A coordinate is a line that holds a particular value constant in the set of values used provide a location on a graph. As a more simple example, we might have an (x,y) graph and we can identify a line where all the points on that line have x=3. It might feel a little bit weird because the lines where x equals a constant are vertical and the lines where y equals a constant are horizontal.
That line doesn’t have to be a straight line.
If we have the point (4,3) we can say it has an x coordinate of 4 (a vertical line) and a y coordinate of 3 (a horizontal line) and the point we are describing is the intersection of the those two lines.
There is still more that is “strange” (hopefully “fun”) about the Rindler picture. In this story we are working in only one dimension, the x-dimension. What you would normally call the y-axis is actually the time access.

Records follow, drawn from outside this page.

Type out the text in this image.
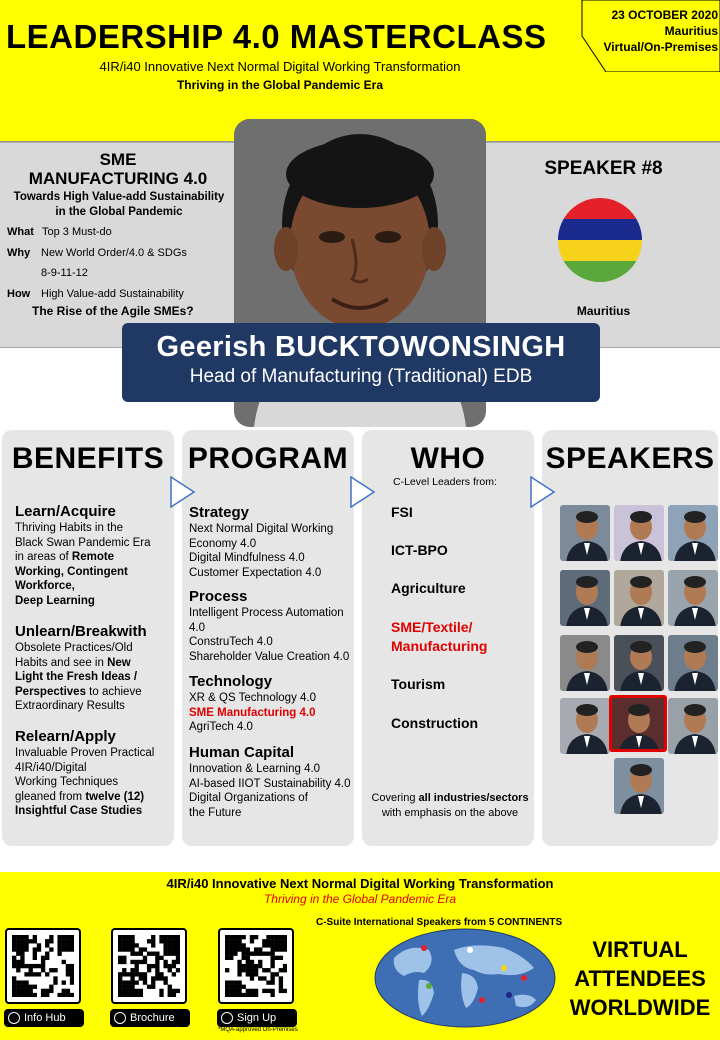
LEADERSHIP 4.0 MASTERCLASS
4IR/i40 Innovative Next Normal Digital Working Transformation
Thriving in the Global Pandemic Era
23 OCTOBER 2020
Mauritius
Virtual/On-Premises
SME
MANUFACTURING 4.0
Towards High Value-add Sustainability
in the Global Pandemic
What Top 3 Must-do
Why New World Order/4.0 & SDGs
8-9-11-12
How High Value-add Sustainability
The Rise of the Agile SMEs?
SPEAKER #8
Mauritius
Geerish BUCKTOWONSINGH
Head of Manufacturing (Traditional) EDB
BENEFITS PROGRAM	WHO	SPEAKERS
Learn/Acquire
Thriving Habits in the
Black Swan Pandemic Era
in areas of Remote
Working, Contingent
Workforce,
Deep Learning
Unlearn/Breakwith
Obsolete Practices/Old
Habits and see in New
Light the Fresh Ideas /
Perspectives to achieve
Extraordinary Results
Relearn/Apply
Invaluable Proven Practical
4IR/i40/Digital
Working Techniques
gleaned from twelve (12)
Insightful Case Studies
Strategy
Next Normal Digital Working
Economy 4.0
Digital Mindfulness 4.0
Customer Expectation 4.0
Process
Intelligent Process Automation
4.0
ConstruTech 4.0
Shareholder Value Creation 4.0
Technology
XR & QS Technology 4.0
SME Manufacturing 4.0
AgriTech 4.0
Human Capital
Innovation & Learning 4.0
AI-based IIOT Sustainability 4.0
Digital Organizations of
the Future
C-Level Leaders from:
FSI
ICT-BPO
Agriculture
SME/Textile/
Manufacturing
Tourism
Construction
Covering all industries/sectors
with emphasis on the above
4IR/i40 Innovative Next Normal Digital Working Transformation
Thriving in the Global Pandemic Era
C-Suite International Speakers from 5 CONTINENTS
Info Hub	Brochure	Sign Up
*MQA-approved On-Premises
VIRTUAL
ATTENDEES
WORLDWIDE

Time flows in the “upward” or “north” direction. If you chose to not move in space then your path is “north” and if you like you can ride one of those blue lines (in which case you are on a coordinate that is an integer).
If you look at the red curvy-line you see that as we go upwards it moves westward, indicating a change of location in space in the positive x-direction.
Here’s where it gets tricky/fun. The Red line could be a Rindler spatial coordinate.
Now, we just said that if you are riding a coordinate in the north direction you were not changing position.
Everywhere on that red curvy-line is the same location in space, yet you can see the red line is moving in the x-direction positively as time moves forward.
That red line could be the flight path of a spaceship. While on board the spaceship you are moving in the positive x-direction relative to the ground, but relative to the ship you are not moving at all, which is why you say on the same “red” number.